Propulsé par l’ère digitale, les réseaux sociaux et la démocratisation des transports aériens, le tourisme a littéralement explosé depuis une dizaine d’années, donnant naissance au tourisme de masse. Cette immense croissance, par nature incontrôlable, a des conséquences désastreuses pour l’environnement et les populations locales. Fermetures de sites, quotas de visiteurs journaliers, aménagements pour supporter de plus grands flux … au lieu de traiter les symptômes, et si la solution était d’instaurer un permis de voyager?

Le tourisme de masse, fléau moderne

Il y a quelques jours, le tourisme de masse a fait une énième victime: la plage paradisiaque de Koh Phi Phi, mondialement connue depuis les tribulations de Léonardo Di Caprio dans le film The Beach, est désormais fermée au grand public pour quelques mois.

La cause? La dégradation extrême de l’endroit, qui supporte mal le flux régulier de touristes venus barrer une ligne de plus sur leur bucket list. Déchets à outrance, va-et-vient incessant des bateaux, plage noire de monde … on est bien loin de l’image idyllique dépeinte par le film.

Une situation critique malheureusement familière: Venise, le Machu Picchu, les Cinque Terre, Angkor Vat, Petra … la liste des sites mis en péril par le tourisme de masse s’allonge de jour en jour.

Villes saturées

Les remparts de Dubrovnik au mois d’août

1,3 milliard de touristes en 2017, soit 7% de plus qu’en 2016. L’exemple de l’Islande est frappant: en 2017, plus de 2,2 millions de touristes ont visité l’île, pour une population de 330 000 habitants. Avec de tels chiffres, pas étonnant que les sites saturent.

Fini, l’improvisation: désormais, il faut réserver des mois à l’avance dans l’espoir d’obtenir un logement à un prix décent ou une table dans un bon restaurant. Le mois de septembre, autrefois réservé aux couples sans enfant et célibataires à la recherche de calme, fait désormais partie de la haute saison. Sur certains sites, il n’y a tout simplement plus de basse saison.

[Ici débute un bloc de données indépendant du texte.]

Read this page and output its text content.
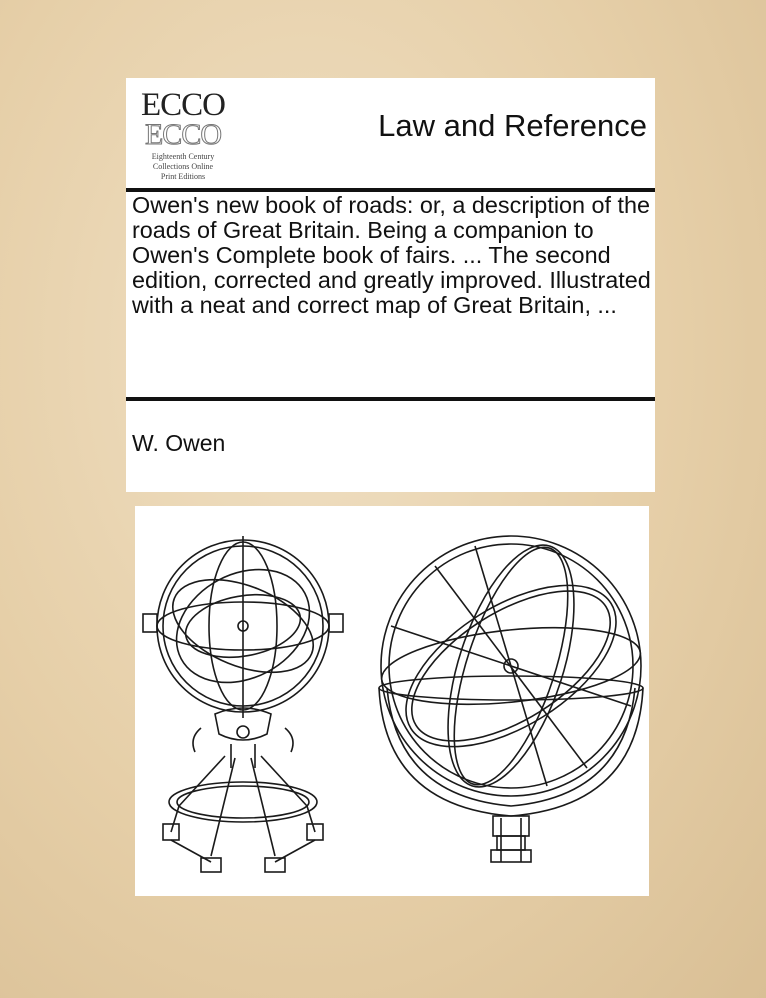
ECCO
ECCO
Eighteenth Century
Collections Online
Print Editions
Law and Reference
Owen's new book of roads: or, a description of the roads of Great Britain. Being a companion to Owen's Complete book of fairs. ... The second edition, corrected and greatly improved. Illustrated with a neat and correct map of Great Britain, ...
W. Owen
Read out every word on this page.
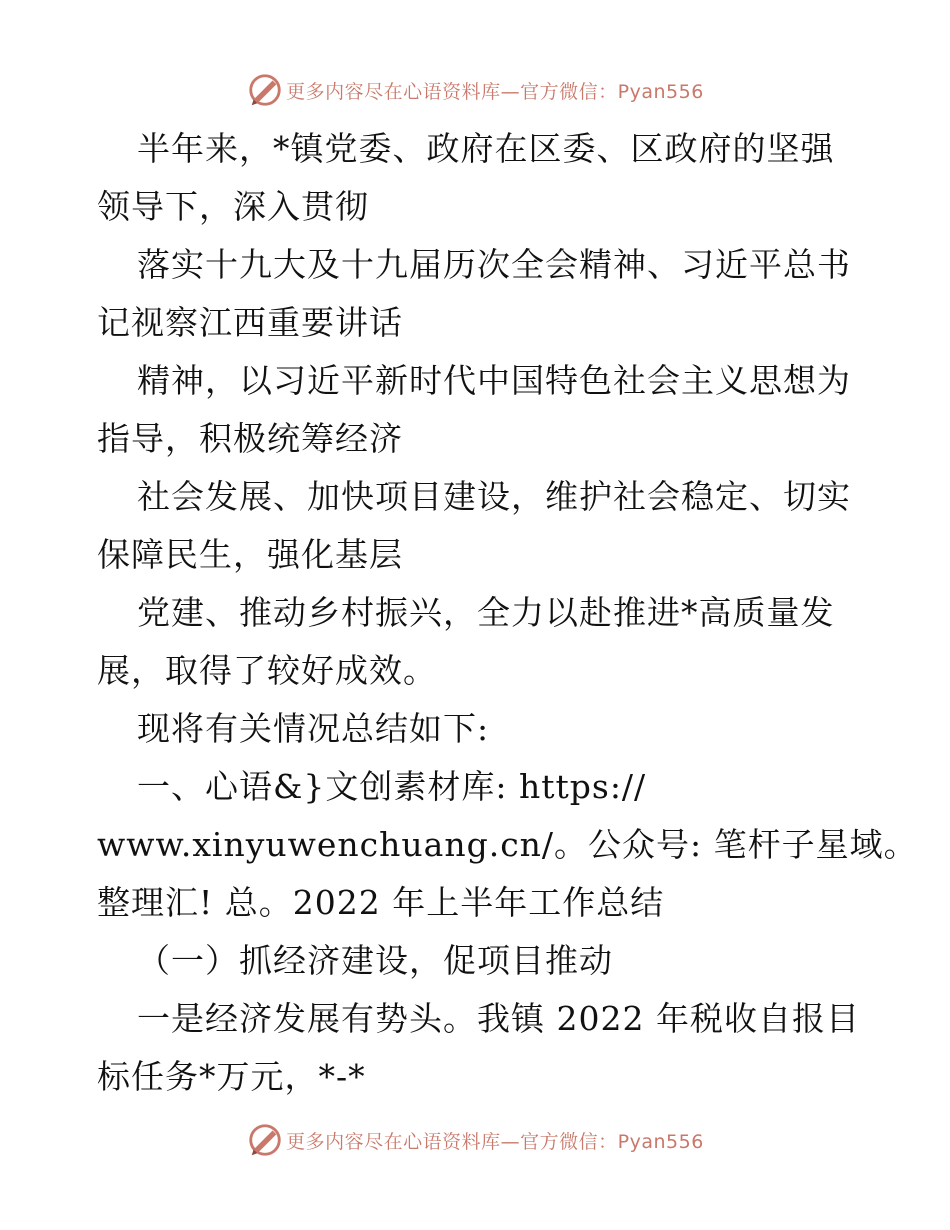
更多内容尽在心语资料库—官方微信：Pyan556
半年来，*镇党委、政府在区委、区政府的坚强
领导下，深入贯彻
落实十九大及十九届历次全会精神、习近平总书
记视察江西重要讲话
精神，以习近平新时代中国特色社会主义思想为
指导，积极统筹经济
社会发展、加快项目建设，维护社会稳定、切实
保障民生，强化基层
党建、推动乡村振兴，全力以赴推进*高质量发
展，取得了较好成效。
现将有关情况总结如下:
一、心语&}文创素材库: https://
www.xinyuwenchuang.cn/。公众号: 笔杆子星域。
整理汇! 总。2022 年上半年工作总结
（一）抓经济建设，促项目推动
一是经济发展有势头。我镇 2022 年税收自报目
标任务*万元，*-*
更多内容尽在心语资料库—官方微信：Pyan556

La solution prônée par l’UNESCO pour protéger les sites classés est d’imposer des quotas de visiteurs journaliers. Alors, pourquoi la situation n’évolue pas? Tout simplement parce que de telles mesures auraient un impact financier négatif indéniable sur ces sites qui tirent le PIB de leur pays vers le haut.

Lors de notre voyage au Machu Picchu en 2015, nous avons compris que le gouvernement péruvien ne se résoudrait jamais à étouffer une telle poule aux œufs d’or. L’avenir nous a donné raison: au lieu de limiter drastiquement l’accès au site comme préconisé par l’UNESCO, ils l’ont pratiquement doublé (3800 places officielles avant le 1er juillet 2017, contre 5940 à partir du 1er juillet 2017), imposent un guide officiel qui prendra en charge un maximum de 16 personnes, et empêchent les gens de retourner sur le site. Sous couvert de protection du patrimoine, ils ont simplement mis au point une méthode leur permettant d’engranger plus d’argent.

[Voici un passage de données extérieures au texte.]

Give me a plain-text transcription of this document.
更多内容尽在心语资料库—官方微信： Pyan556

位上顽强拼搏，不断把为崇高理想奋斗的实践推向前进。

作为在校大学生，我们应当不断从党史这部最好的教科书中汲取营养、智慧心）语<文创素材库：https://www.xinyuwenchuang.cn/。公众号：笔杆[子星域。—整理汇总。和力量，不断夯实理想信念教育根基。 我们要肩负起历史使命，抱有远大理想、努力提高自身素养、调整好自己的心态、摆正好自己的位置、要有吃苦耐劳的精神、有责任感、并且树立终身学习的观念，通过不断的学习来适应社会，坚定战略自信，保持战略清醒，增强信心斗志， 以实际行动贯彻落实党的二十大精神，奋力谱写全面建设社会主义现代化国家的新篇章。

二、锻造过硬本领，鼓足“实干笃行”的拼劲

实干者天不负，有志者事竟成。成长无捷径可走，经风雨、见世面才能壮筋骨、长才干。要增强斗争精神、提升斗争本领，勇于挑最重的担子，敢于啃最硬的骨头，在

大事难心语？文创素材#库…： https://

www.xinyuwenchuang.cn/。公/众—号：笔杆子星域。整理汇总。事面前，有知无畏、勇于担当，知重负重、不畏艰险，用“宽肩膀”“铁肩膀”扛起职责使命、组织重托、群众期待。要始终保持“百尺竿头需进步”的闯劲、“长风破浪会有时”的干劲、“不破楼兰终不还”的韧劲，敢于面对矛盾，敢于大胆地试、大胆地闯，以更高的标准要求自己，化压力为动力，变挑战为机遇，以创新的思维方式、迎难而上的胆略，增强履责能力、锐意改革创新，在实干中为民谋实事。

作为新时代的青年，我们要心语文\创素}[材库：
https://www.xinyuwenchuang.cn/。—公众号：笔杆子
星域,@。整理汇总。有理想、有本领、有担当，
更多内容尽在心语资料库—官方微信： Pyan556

Toutes ces solutions temporaires ne font que retarder l’échéance; seule l’imposition de quotas de visiteurs pourra amener une bouffée d’air frais dans ces espaces devenus invivables.

 

Sites menacés

Le paquebot MSC Divina vu dans le lagon de la baie de Venise (juin 2012). Source REUTERS/Stefano Rellandini

Venise, qui doit déjà lutter contre la montée des eaux naturelle, doit également lutter contre celle provoquée par les nombreux paquebots qui s’arrêtent dans la baie (500 par an) et contre la pollution que ces monstres des mers provoque. Suite au ras-le-bol des habitants et aux menaces de l’UNESCO de classer la ville sur la liste des sites du patrimoine mondial en péril, le gouvernement a élaboré un plan interdisant l’accès à la place Saint-Marc aux paquebots; ces derniers doivent désormais lever l’ancre de l’autre côté de la lagune, et devront d’ici 2019 emprunter la voie sud, actuellement utilisée par les porte-conteneurs et les pétroliers.

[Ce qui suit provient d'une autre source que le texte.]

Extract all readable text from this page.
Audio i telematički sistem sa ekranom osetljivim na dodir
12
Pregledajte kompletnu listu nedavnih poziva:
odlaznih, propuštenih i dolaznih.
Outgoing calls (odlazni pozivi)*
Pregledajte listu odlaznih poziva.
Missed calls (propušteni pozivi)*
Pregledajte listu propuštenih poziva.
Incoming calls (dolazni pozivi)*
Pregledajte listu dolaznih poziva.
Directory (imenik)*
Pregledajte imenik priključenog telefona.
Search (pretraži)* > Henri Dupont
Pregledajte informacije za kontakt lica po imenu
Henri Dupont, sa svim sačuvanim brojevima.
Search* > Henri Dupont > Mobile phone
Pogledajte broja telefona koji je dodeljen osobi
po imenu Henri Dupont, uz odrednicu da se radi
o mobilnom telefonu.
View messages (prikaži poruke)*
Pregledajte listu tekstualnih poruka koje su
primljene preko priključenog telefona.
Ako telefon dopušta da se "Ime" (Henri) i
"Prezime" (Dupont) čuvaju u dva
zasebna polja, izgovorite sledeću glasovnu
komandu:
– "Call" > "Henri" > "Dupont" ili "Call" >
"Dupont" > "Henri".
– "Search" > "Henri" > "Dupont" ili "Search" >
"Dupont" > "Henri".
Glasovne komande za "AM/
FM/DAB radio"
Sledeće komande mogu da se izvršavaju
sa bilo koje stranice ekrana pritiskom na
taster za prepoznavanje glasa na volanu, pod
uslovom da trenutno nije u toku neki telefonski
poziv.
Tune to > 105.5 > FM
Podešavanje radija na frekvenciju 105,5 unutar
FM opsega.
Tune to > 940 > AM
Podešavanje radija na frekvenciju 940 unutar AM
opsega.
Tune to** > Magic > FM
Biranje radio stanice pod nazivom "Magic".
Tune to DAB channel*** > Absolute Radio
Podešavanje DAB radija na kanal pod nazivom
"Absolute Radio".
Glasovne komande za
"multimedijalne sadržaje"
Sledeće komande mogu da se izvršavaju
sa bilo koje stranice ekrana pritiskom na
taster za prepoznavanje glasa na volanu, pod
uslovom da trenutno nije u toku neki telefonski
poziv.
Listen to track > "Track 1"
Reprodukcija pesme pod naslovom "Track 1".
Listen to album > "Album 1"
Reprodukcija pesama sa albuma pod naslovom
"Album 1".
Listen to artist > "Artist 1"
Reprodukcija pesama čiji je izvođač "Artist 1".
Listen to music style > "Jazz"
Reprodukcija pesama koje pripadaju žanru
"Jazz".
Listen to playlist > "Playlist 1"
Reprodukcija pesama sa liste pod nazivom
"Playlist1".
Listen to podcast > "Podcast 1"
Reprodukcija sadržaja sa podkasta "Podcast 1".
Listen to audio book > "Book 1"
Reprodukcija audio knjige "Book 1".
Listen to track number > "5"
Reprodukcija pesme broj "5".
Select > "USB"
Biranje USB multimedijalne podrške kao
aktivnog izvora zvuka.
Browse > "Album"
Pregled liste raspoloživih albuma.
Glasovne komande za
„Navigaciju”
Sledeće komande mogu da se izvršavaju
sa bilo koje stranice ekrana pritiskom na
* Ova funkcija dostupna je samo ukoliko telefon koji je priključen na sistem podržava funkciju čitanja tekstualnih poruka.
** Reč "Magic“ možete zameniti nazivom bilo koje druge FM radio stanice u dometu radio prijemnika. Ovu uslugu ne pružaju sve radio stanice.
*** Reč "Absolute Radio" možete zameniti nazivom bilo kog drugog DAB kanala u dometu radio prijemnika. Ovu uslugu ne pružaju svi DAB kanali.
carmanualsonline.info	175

Cette solution, si elle a le mérite de contenter les habitants et les groupes environnementaux tout en minimisant l’impact sur le lucratif secteur touristique de Venise (436 millions d’euros générés chaque année par les paquebots seuls !), ne s’attaque pourtant pas au problème de fond: Venise doit limiter davantage le nombre de touristes, pas seulement les faire accoster dans un zoning industriel tels des hordes de bestiaux.

Si ce problème est inhérent aux villes-étapes des paquebots de croisière, les autres sites doivent lutter contre un autre problème lié aux nombreux passages des voyageurs: l’érosion. Les Cinque Terre, par exemple, ferment régulièrement les sentiers de randonnées des 5 villages car l’érosion des chemins les a rendu dangereux. Régulièrement, les chemins de randonnée à forte densité de passage sont obligés de fermer sous peine de mettre en danger les randonneurs.

La solution? Limiter le nombre de visiteurs, une nouvelle fois.

 

Péril en la demeure

L’agriculture a été presque entièrement abandonnée au profit du tourisme. C’est par conséquent toute notre communauté qui doit maintenant sauver ce territoire.

– Fabrizio Cappellini, Fondation pour sauver Manarola

Ces dernières années, les plateformes dites d’économie collaborative ont littéralement explosées, AirBnB en tête. Et pour cause: pour un prix inférieur à ceux affichés par les hôtels, les voyageurs obtiennent la promesse de vivre comme des locaux, avec des locaux. Une véritable aubaine?

La réalité est bien différente. Outre la concurrence déloyale que cela engendre face aux professionnels du secteur hôtelier déjà moribond, cette économie parallèle qui s’affranchit des règles a engendré un véritable fléau: la spéculation immobilière.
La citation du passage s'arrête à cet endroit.